One day later, and I still have difficulty comprehending Fred Hill's course of action last week. Under what scenario exactly does one lie to your direct superior, and then directly defy him? Dare I say that Hill got word of the impending defections, decided he had nothing to lose, and tried to force a conflict with his buyout intact? That is my wild speculation, but this event defies all logic. I can't put myself on Hill's shoes and comprehend any of his actions.
What has become clear as day is that Rutgers erred in not pushing Hill out the door last month, when it could have been attributed to his overwhelmingly poor performance. Iowa canned their coach after three similarly miserable years. While that would have elicited a fierce reaction from the local media in light of the budget woes, the response would have been positively muted compared to this catastrophe.
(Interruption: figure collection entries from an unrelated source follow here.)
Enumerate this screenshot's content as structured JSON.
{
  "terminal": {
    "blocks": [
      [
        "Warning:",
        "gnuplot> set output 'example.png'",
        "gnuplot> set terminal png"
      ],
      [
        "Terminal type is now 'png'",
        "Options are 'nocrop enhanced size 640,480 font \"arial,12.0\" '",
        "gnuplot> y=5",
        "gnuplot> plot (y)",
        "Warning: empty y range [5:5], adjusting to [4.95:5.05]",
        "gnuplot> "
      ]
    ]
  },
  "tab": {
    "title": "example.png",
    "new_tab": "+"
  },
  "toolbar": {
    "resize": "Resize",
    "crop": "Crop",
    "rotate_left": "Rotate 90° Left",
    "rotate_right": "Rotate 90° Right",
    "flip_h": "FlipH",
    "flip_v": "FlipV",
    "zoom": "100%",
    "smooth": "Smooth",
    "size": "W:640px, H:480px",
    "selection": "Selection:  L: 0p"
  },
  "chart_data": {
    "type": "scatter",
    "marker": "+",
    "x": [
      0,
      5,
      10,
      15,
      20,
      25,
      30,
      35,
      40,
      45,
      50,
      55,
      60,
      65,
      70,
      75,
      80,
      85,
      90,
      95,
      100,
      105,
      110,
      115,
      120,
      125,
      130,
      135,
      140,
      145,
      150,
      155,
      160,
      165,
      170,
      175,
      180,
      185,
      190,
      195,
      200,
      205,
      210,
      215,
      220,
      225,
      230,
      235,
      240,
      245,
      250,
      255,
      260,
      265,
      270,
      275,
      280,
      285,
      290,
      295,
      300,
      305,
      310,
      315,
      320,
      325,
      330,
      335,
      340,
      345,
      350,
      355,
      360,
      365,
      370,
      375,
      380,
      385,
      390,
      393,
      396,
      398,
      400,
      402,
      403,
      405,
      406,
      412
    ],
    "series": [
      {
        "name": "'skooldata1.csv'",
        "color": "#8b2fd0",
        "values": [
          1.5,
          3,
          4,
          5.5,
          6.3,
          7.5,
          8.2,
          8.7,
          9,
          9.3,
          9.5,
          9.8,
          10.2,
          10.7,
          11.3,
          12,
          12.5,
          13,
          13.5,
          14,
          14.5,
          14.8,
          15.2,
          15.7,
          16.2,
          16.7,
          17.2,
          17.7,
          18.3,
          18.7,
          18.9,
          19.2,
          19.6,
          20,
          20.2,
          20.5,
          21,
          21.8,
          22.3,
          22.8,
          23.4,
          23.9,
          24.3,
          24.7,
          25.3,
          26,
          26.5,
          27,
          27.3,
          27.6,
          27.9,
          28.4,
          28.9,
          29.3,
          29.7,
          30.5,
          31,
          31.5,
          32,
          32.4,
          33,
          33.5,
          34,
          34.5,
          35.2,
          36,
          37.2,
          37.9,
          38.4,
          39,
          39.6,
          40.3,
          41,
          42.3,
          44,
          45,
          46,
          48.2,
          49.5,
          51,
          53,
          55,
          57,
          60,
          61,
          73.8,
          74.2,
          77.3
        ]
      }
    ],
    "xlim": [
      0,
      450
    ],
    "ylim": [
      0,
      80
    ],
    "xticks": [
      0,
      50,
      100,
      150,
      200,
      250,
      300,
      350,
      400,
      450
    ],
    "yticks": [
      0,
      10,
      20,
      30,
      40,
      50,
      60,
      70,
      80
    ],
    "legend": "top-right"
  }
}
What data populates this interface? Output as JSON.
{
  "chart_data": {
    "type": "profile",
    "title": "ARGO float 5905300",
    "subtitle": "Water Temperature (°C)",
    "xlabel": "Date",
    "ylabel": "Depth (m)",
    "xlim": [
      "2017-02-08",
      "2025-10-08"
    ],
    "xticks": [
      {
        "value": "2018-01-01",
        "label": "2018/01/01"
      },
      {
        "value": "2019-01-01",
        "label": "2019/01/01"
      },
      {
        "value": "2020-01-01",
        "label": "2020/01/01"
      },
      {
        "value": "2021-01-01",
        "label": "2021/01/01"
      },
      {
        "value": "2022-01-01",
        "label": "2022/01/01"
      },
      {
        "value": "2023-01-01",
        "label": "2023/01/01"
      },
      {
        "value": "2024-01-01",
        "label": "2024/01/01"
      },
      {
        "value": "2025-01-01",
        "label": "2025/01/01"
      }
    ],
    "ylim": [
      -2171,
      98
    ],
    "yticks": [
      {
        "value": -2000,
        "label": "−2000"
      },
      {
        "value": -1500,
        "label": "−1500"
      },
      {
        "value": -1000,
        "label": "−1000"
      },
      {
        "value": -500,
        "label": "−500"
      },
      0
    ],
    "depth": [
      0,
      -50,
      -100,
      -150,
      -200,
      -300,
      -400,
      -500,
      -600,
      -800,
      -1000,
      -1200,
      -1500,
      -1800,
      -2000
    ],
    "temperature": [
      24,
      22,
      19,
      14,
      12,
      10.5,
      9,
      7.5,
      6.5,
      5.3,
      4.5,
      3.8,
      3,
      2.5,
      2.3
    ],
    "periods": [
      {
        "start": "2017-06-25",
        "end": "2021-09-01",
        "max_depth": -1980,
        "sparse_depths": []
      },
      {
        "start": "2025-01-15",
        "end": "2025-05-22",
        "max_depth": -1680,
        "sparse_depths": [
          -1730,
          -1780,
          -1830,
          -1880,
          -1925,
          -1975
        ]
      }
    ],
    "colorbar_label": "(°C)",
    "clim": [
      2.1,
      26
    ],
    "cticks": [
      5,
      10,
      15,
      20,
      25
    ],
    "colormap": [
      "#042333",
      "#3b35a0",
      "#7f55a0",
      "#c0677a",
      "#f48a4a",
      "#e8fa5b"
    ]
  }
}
All the drama could have been swept under the rug.
When there's absolutely no chance of something working out, it's time to pull the plug and not fall victim to risk aversion. You had to be in denial in March to think that Fred Hill was capable of coaching his team to the NCAA Tournament last year. In fact, he really should been let go after 2009 following three years of futility that reached the depths of the Craig Littlepage era back in the mid-80's. This is not to say that rebuilding doesn't take time, and the right circumstances don't demand patience. Demanding progress by year three is not very strict criteria at all. Greg Schiano showed progress by year three. Terry Shea did. There needed to be something, anything Hill could hang his hat on and point to as demonstrable progress. There were recruits, but no progress at all on the court.
If there is one saving grace in this disaster (beyond the fact that the national media hasn't yet quite caught on to the depths of how terrible everything looks), is that there is strong reason to be confident in the leadership on top of the athletic department - in a vacuum. If they were telling Keith Sargeant last month that there were no decent candidates to replace Hill with (again, an item that Jerry Carino directly contradicted), then the hardest part to take about the present crisis (MUCH worse than any personnel losses) is that it may not be possible to find a decent replacement. While I'm confident that even an Atlantic 10 level coach would be a sufficient upgrade on Hill, that's no guarantee that Rutgers basketball will be set on the right path. Not if the new coach doesn't have all the talent that Hill's squandered over the past four years.
By all means, the powers that be should contact the likes of Fran McCaffery and Seth Greenberg just to be certain that both have signed their new contracts (far from a given, as the recent cases of Bobby Gonzalez and Billy Gillispie show). If the Sixers fire Rutgers legend Eddie Jordan and he's interested, then he immediately goes to the top of any candidate list. However, in thinking this through today, and taking into account my sheer loathing of Bob Knight, the best course of action is probably to immediately offer the job to former Boston College coach Al Skinner.
Skinner is a proven winner; while he did fall off near the end at BC, he'll have an easier time recruiting at Rutgers if we keep some of the current assistants on staff (for the record, Carr is essential, and it'd be nice to keep Savino and Carter if at all possible). Frankly, some of the criticism coming out of Boston of Skinner seems like sour grapes designed to justify a decision that seems inexcusable on the surface. His resume blows any of the other candidates hired this year out of the water. In hiring a candidate perceived as a good gameday coach and talent developer who some shortcomings in recruiting, Rutgers would be making as complete a break from Hill (the recruiter who can't coach or develop players) as possible.
It's not that he'd necessarily be my favorite candidate, but he seems like a rather good one, that everyone could more than live with. He's a (much) better version of Gary Waters. Nothing at all like the Tim Welshes of the world who just make you want to jump into the Raritan at the mere mention of their name. Skinner seems like the path of least resistance at the moment. There may conceivably be better options, but it's almost like you can hire him right away and start to put this ugly mess in the past. He's shown at BC that he can win with sleeper recruits too, which is important considering all of the roster issues, and the likely need to scramble for replacements.
As to the any other remaining issues with Hill's buyout, I really can't say. It's hard not to think back to when Waters was stuck in Ohio. Bob Mulcahy still ended up having to pay that ridiculous buyout of a contract that should have never been extended in the first place. I think to similar situations - in the NBA, the Wizards didn't void Gilbert Arenas's contract after he had his gun incident several months back. My fear is that unless there's an ironclad out, any avenues to get out of a buyout are going to fail with the threat of prolonged and extended litigation. No inside information or legal knowledge at all here, but from inference I think they're going to have to pay Hill to make everything go away and stay off the radar for a while.